Epistolário com a Máquina. Um espaço em processo, em que pintura, escultura, escrita e pensamento se enredam como organismos em formação contínua. Entre estratos de tinta, carvão, luz e silêncio, emergem diálogos com a máquina, fragmentos de mundo e formas se apresentam. Este não é um arquivo estável: é um campo de escuta, fricção e matéria em transformação.
O projeto audiovisual de Anitta (EQUILIBRIVM II) revela uma mudança estética e econômica fundamental: Paralisia Institucional: Uma grande parte do circuito de arte contemporânea ficou presa em autonecrose financeira e teórica. Discussões sobre fontes de financiamento, atrasos em subsídios e dependência crônica de subsídios estatais transformam debates intelectuais em reuniões administrativas institucionais.

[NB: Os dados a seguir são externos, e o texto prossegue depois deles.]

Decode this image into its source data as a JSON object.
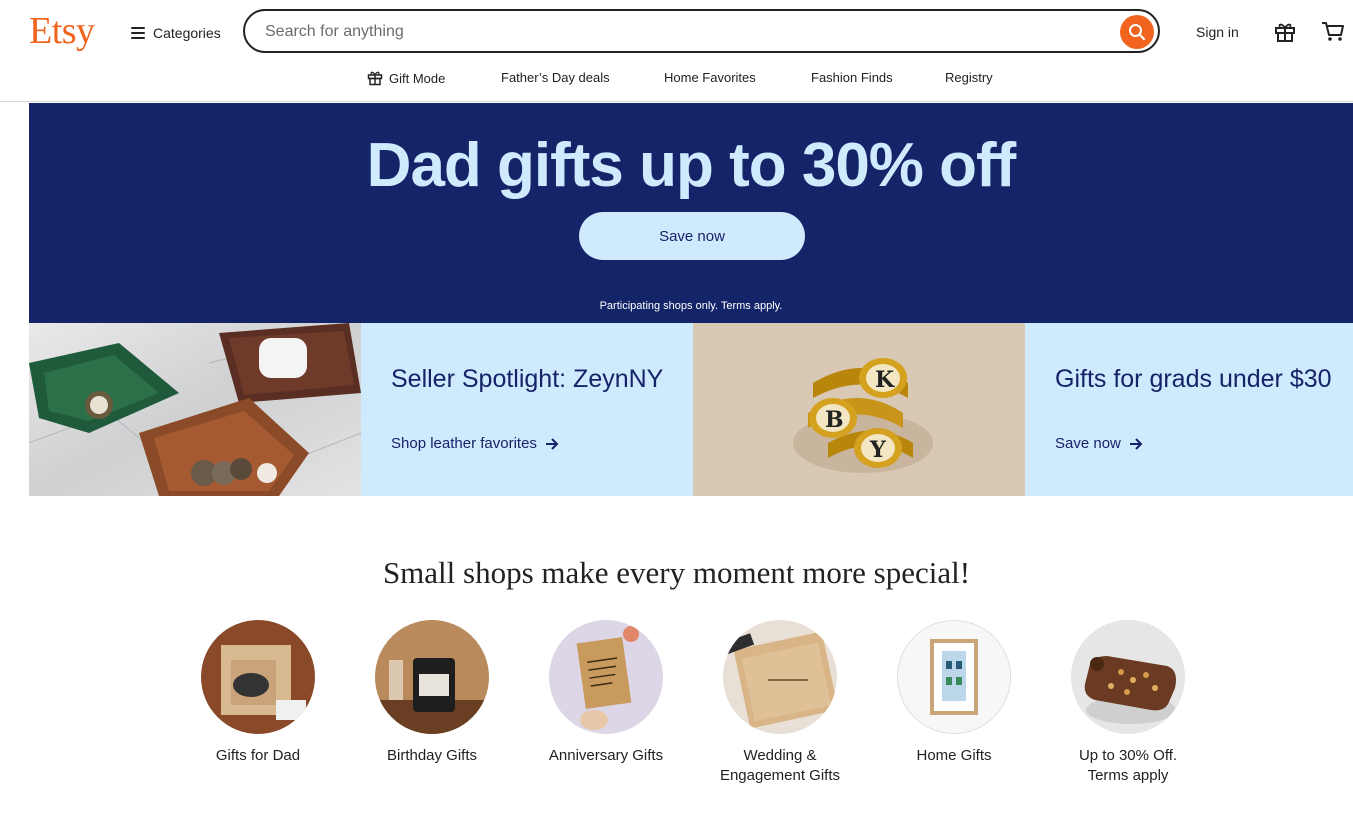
{
  "header": {
    "logo": "Etsy",
    "categories_label": "Categories",
    "search_placeholder": "Search for anything",
    "signin_label": "Sign in"
  },
  "subnav": [
    {
      "label": "Gift Mode",
      "icon": "gift-icon"
    },
    {
      "label": "Father’s Day deals"
    },
    {
      "label": "Home Favorites"
    },
    {
      "label": "Fashion Finds"
    },
    {
      "label": "Registry"
    }
  ],
  "hero": {
    "title": "Dad gifts up to 30% off",
    "button": "Save now",
    "terms": "Participating shops only. Terms apply."
  },
  "tiles": [
    {
      "title": "Seller Spotlight: ZeynNY",
      "link": "Shop leather favorites"
    },
    {
      "title": "Gifts for grads under $30",
      "link": "Save now"
    }
  ],
  "section": {
    "title": "Small shops make every moment more special!",
    "items": [
      {
        "label": "Gifts for Dad"
      },
      {
        "label": "Birthday Gifts"
      },
      {
        "label": "Anniversary Gifts"
      },
      {
        "label": "Wedding & Engagement Gifts"
      },
      {
        "label": "Home Gifts"
      },
      {
        "label": "Up to 30% Off. Terms apply"
      }
    ]
  },
  "colors": {
    "brand": "#f1641e",
    "hero_bg": "#142468",
    "hero_text": "#cfe9fd",
    "tile_bg": "#cfe9fd"
  }
}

O Poder do Fluxo Direto: Anitta ativa mídias audiovisuais sem pedir permissão ou subsídios, ocupando o centro da cultura de massa por meio da autonomia financeira e da energia ritualística. Ao trazer Pombagira, Candomblé e entidades de rua à tona sem buscar dízimos ou validação acadêmica, ela executa uma forma prática de antropofagia que muitas bienais só simulam no papel.
O Sequestro do Sagrado: Nem Cristo fundou o cristianismo nem Buda fundou o budismo. O que surgiu ao redor dessas figuras foram estruturas masculinas de poder projetadas para canalizar fé, coletar dízimos e transformar a alteridade em guerra santa.
Templários e Sarracenos:Em Amando o Alienígena, Bowie expõe como a humanidade prefere amar o alienígena (o dogma distante e invisível) para justificar cruzadas, guerras e fanatismo. Alien Brazil (Anna Bella Geiger): Essa lógica colonial inverte o roteiro. O invasor reivindica o papel do padrão padrão enquanto rotula a presença nativa original como estranha ou alienígena, convertendo-a em um cartão postal ou espetáculo de consumo.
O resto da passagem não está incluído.